After reading this post when it came out, I started learning about compilers. I bought the dragon book from AbeBooks.com (which cost just $3.50 there; Amazon = $85) and I am reading it now.
Engineering a Compiler by Cooper and Torczon is probably better these days than the dragon book. The dragon book is of primarily historical interest imo. (Unless you really do need to write an LL(k) parser generator...)
I would say coding is more important than studying the books a lot.
This is curious. I haven't studied compilers at all, but I always hear the Dragon book is the default. Can anyone second these recommendations (Cooper/Torczon, the Gholoum paper)?
No, no book is good for that. You just need to pick a project and start coding. Interpreters are a fun place to begin. I'd suggest getting a parser generator and reimplementing Lua or something. You'll want to look up stuff in the Cooper & Torczon book as you do this (like what an abstract syntax tree is), but I doubt it's useful to read it through or study it.
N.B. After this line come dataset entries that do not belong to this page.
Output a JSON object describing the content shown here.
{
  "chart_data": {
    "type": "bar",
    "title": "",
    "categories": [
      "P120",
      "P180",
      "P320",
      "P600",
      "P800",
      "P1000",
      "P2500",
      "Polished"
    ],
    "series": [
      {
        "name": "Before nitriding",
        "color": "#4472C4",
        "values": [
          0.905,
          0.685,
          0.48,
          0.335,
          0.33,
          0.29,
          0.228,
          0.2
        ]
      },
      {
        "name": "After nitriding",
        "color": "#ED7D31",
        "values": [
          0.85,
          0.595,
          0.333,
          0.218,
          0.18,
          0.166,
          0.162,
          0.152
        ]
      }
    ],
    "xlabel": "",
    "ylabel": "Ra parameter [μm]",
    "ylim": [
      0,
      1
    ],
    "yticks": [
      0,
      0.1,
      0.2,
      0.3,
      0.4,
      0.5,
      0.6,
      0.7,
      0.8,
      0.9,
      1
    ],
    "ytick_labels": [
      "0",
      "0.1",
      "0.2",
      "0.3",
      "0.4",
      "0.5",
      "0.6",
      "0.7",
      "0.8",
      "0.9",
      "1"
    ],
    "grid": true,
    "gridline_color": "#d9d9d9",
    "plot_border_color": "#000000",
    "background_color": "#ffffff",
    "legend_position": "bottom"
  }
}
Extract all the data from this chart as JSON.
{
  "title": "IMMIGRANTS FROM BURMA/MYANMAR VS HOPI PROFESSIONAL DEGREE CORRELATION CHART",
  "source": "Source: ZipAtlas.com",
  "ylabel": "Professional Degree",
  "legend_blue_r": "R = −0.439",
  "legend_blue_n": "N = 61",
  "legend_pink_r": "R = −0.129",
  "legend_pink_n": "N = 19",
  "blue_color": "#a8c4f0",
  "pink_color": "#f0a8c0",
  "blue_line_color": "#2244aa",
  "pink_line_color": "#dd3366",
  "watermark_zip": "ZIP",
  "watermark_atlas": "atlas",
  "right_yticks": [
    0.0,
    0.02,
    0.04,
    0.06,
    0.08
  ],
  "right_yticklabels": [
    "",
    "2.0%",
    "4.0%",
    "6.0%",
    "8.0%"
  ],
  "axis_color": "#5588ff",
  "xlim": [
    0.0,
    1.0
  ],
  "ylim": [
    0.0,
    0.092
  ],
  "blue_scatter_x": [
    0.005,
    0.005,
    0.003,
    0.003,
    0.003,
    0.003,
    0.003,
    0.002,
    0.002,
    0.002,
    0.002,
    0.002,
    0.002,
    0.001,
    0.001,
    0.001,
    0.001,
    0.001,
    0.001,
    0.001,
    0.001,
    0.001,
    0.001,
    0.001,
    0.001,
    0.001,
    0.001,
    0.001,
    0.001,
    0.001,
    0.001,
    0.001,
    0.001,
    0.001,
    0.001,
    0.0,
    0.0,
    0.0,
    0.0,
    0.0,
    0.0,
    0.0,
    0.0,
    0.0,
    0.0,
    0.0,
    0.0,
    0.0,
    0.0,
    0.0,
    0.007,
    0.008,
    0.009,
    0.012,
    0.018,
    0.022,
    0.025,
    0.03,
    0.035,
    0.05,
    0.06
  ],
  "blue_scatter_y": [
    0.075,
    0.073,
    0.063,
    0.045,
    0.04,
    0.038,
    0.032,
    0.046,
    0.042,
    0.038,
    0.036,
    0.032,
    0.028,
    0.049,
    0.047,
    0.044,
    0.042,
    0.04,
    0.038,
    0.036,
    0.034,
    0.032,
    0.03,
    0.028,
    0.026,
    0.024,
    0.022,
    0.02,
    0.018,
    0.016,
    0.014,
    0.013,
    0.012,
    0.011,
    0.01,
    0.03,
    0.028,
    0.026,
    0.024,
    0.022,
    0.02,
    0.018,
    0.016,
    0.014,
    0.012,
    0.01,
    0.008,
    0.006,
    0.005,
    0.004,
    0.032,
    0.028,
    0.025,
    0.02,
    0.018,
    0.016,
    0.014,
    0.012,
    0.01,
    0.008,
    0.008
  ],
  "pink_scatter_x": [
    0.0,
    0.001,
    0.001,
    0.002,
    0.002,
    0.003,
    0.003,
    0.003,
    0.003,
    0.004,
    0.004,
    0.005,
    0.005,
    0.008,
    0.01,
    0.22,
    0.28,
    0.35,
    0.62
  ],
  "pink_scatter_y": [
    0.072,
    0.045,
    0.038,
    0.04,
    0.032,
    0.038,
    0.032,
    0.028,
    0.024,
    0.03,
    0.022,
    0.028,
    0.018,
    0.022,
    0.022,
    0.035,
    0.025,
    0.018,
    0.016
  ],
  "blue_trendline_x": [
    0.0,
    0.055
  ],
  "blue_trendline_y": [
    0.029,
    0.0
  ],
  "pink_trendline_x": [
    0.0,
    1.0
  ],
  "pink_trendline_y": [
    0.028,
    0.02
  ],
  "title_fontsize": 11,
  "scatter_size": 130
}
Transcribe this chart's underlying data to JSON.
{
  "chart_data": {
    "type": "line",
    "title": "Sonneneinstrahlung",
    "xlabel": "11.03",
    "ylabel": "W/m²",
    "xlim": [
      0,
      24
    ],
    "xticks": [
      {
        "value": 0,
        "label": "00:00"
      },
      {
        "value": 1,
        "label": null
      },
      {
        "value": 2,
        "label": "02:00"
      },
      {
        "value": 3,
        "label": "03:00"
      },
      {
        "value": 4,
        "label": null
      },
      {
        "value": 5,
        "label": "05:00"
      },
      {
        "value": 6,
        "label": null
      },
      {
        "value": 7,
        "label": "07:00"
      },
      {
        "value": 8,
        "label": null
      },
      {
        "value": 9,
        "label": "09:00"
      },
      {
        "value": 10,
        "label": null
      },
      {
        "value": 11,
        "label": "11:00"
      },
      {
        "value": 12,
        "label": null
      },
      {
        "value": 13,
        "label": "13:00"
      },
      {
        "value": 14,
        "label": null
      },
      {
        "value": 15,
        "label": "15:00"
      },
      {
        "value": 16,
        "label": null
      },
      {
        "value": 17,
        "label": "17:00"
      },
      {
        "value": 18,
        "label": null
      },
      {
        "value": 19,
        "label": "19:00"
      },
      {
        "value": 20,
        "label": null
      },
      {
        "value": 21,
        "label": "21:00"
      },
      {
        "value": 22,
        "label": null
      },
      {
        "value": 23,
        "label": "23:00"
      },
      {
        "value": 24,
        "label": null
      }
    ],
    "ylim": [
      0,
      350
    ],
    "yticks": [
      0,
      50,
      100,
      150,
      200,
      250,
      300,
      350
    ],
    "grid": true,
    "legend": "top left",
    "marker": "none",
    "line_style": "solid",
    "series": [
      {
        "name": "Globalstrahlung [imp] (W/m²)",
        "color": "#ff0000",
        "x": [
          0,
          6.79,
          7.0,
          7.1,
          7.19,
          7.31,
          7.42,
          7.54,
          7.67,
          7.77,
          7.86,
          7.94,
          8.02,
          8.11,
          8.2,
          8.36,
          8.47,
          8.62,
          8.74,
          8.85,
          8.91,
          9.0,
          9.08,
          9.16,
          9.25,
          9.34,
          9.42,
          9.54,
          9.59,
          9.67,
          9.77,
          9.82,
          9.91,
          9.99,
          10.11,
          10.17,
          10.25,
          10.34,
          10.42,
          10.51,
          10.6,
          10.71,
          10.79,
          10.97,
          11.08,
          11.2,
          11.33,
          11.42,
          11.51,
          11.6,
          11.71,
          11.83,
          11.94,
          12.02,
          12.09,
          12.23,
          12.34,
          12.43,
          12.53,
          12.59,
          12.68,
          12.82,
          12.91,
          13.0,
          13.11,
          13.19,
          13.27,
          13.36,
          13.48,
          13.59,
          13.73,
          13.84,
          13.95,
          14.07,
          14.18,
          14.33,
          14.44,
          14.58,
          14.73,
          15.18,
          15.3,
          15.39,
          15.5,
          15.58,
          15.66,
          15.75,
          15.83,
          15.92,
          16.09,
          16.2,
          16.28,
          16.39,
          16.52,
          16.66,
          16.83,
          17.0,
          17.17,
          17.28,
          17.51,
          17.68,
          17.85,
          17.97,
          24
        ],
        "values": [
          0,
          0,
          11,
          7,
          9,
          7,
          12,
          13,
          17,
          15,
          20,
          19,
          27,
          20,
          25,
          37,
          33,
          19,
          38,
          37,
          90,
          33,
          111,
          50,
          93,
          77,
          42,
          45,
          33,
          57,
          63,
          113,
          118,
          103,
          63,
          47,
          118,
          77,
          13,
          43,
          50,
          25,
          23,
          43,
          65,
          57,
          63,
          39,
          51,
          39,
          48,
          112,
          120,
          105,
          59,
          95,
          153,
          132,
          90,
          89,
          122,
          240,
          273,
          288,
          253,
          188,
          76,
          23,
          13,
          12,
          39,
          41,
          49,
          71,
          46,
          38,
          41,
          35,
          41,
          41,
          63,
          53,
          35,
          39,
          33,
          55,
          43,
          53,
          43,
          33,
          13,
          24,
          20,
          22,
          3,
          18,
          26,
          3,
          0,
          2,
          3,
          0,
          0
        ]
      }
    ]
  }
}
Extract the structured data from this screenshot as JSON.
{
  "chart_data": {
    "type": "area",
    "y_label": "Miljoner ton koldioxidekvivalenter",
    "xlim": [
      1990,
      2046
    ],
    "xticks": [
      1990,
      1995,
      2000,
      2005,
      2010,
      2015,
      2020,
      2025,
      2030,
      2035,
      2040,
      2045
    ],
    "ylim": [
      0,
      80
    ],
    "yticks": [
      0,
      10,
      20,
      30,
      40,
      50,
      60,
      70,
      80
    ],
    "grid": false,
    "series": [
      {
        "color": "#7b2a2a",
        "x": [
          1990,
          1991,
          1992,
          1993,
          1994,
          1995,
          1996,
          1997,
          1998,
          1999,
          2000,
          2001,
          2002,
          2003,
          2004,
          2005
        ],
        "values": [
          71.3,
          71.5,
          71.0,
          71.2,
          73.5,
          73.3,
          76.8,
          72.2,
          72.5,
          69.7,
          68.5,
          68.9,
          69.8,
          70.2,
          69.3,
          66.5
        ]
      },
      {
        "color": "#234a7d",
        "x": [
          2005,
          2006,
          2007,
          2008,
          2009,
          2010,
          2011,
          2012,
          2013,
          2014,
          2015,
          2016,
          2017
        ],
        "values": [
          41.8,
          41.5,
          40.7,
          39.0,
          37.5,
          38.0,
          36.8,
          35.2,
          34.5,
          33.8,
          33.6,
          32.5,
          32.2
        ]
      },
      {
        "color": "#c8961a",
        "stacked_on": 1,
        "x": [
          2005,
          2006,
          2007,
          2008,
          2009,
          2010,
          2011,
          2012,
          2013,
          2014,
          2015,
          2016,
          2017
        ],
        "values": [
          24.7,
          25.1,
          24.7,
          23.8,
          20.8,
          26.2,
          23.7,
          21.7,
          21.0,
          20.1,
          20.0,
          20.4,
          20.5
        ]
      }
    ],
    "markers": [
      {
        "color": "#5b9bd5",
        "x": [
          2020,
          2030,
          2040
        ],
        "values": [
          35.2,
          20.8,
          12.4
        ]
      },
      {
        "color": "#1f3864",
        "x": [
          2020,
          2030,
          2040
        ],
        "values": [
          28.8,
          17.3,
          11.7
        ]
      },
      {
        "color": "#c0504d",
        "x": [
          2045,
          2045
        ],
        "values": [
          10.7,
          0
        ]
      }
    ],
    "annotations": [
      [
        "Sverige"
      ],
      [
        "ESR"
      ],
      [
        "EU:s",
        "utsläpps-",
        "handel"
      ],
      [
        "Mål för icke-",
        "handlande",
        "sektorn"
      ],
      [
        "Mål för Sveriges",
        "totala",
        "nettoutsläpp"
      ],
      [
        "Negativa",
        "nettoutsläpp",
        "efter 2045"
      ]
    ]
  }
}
Reading the code of existing compilers is also very helpful. (A word to the wise: Don't start with the source code of GCC or other industrial-strength compiler. :))
(This is my philosophy toward learning anything programming related, so maybe I'm just weird.)
I found 'Incremental Approach To Compiler Construction' [pdf] (http://scheme2006.cs.uchicago.edu/11-ghuloum.pdf) to be really great.
Anybody else here learning compiler construction? Any suggestions?